29.06.2021 | Webinar: Channelopathies resolved via cryo-EM and X-ray crystallography: an investigation of muscle excitation-contraction coupling
Orbit mini Webinar
Date: June 29. 2021, 5:00 PM CEST (8:00 AM PDT)
Dr. Conrad Weichbrodt (Senior Scientist / Product Manager Orbit family; Nanion Technologies)
Dr. Filip Van Petegem (Professor, Biochemistry and Molecular Biology - University of British Columbia)

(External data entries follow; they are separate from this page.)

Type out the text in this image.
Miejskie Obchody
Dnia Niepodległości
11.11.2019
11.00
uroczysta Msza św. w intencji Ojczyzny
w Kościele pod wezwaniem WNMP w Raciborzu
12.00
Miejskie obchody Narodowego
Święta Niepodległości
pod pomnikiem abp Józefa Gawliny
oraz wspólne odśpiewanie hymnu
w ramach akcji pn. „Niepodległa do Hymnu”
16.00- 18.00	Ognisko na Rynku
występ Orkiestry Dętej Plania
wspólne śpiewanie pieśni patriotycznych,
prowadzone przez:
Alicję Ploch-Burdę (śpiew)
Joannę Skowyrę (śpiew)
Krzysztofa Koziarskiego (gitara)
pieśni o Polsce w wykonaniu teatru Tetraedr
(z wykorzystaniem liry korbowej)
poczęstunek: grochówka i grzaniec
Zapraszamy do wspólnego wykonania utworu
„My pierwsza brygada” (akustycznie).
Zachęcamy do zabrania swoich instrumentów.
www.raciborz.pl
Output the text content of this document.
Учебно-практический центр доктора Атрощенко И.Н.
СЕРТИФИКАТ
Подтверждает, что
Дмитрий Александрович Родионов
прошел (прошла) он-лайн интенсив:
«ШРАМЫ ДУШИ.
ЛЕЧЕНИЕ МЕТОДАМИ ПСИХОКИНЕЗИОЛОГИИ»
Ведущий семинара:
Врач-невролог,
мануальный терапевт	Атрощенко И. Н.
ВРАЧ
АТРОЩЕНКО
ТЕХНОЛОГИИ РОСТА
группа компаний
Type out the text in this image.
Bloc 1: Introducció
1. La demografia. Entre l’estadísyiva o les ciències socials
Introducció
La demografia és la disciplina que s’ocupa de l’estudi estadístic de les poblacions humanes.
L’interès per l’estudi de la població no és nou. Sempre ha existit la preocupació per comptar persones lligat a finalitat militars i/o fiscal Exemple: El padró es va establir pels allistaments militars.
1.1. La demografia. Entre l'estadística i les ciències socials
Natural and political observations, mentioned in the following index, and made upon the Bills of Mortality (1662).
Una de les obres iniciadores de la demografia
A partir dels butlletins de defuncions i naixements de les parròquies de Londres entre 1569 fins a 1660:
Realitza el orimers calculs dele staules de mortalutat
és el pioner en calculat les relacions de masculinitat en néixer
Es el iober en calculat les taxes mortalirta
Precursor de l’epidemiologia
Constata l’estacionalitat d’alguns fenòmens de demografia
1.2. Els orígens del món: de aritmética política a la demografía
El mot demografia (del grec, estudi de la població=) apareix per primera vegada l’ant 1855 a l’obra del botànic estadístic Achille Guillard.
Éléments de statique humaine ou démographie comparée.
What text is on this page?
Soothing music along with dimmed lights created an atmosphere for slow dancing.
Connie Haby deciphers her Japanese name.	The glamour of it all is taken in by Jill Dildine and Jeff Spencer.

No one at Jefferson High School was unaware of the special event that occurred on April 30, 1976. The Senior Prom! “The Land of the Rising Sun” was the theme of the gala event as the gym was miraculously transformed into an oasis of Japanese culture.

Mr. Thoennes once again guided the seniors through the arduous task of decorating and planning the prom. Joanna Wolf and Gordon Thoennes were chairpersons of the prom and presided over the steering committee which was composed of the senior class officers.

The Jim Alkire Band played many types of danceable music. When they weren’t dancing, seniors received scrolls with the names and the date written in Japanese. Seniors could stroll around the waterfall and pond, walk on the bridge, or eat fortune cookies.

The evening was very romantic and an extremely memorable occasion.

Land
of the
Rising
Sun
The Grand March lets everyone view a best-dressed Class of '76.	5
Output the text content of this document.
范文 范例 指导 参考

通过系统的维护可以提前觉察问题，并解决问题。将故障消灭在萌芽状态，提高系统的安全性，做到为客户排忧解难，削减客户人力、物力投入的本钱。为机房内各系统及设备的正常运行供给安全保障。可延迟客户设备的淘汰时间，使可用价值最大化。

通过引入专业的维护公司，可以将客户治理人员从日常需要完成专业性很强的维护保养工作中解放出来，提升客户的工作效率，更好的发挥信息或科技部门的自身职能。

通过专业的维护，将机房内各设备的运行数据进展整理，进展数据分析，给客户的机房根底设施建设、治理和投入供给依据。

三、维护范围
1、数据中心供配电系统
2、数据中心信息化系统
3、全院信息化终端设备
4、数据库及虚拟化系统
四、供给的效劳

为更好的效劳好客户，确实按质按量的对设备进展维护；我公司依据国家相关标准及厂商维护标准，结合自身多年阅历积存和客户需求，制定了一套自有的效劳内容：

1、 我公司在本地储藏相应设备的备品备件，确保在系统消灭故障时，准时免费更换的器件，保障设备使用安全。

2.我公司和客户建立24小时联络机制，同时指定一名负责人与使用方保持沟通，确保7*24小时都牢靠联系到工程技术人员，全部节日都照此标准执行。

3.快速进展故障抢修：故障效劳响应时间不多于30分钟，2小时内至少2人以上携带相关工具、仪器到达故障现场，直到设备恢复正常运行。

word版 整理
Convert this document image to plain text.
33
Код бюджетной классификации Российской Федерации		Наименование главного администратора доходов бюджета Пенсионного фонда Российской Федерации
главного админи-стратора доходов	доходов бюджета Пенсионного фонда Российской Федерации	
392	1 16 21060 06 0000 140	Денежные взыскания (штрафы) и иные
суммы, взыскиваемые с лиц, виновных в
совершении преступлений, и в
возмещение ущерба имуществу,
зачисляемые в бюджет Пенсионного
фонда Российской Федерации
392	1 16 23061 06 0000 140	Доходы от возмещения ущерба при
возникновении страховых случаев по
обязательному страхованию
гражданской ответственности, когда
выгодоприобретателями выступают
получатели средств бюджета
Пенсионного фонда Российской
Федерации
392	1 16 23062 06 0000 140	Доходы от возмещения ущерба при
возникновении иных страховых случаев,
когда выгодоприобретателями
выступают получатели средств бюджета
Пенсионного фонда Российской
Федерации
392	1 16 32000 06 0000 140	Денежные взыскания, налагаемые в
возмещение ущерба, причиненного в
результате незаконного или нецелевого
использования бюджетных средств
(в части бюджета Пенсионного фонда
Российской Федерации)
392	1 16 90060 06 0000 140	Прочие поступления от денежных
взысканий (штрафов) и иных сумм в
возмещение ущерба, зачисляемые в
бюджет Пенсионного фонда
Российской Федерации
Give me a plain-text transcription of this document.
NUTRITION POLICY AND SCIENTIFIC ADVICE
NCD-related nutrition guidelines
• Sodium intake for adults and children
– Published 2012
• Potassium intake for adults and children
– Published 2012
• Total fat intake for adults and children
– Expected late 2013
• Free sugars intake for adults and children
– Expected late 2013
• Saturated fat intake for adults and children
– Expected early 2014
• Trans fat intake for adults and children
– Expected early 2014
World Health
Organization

Muscle contraction requires a tight communication between Ca2+-permeable ion channels located in the plasma membrane (L-type calcium channels, CaVs ) and in the Sarcoplasmic Reticulum (Ryanodine Receptors, RyRs). In cardiac muscle, Ca2+ entering through CaV1.2 can stimulate the nearby RyR2 isoform, through a process of Ca2+-induced Ca2+ release. In skeletal muscle, however, the coupling is thought to occur mechanically, with voltage-dependent conformational changes in CaV1.1 being transmitted to RyR1, either through direct or indirect interactions. Mutations in RyR1 (as well as CaV1.1) can give rise to malignant hyperthermia (MH), a potentially lethal condition typically triggered by volatile anaesthetics. Other mutations cause central core disease (CCD), whereas some are linked to both MH and CCD. Similarly, mutations in RyR2 are linked to a form of stress-induced cardiac arrhythmia, known as CPVT (catecholaminergic polymorphic ventricular tachycardia). Our lab has been solving crystal structures of isolated RyR domains in WT and disease mutant forms, which show that many mutations cause conformational changes. More recently, we solved cryo-EM structures of RyR1 carrying the founding mutation (R615C) that links RyR1 to malignant hyperthermia. The structures show how many mutations can destabilize the closed state, leading to facilitated channel opening.
In addition, RyRs are heavily regulated by kinases (PKA, CaMKII) that can also facilitate channel opening. Excessive phosphorylation of RyRs has been linked to a range of acquired disorders, including atrial fibrillation and arrhythmias during heart failure. We elucidated how PKA recognizes the cardiac RyR2 via an unusual interface and show that phosphorylation may induce the formation of extra secondary structure elements.
Finally, I will discuss our efforts to understand the mechanical coupling between CaV1.1 and RyR1 in skeletal muscle. STAC3 is a small protein recently shown to be essential for the coupling. We found this protein to interact with a cytosolic loop of CaV1.1 and found that several mutations in STAC3, linked to myopathy, directly affect this interaction and the mechanical coupling.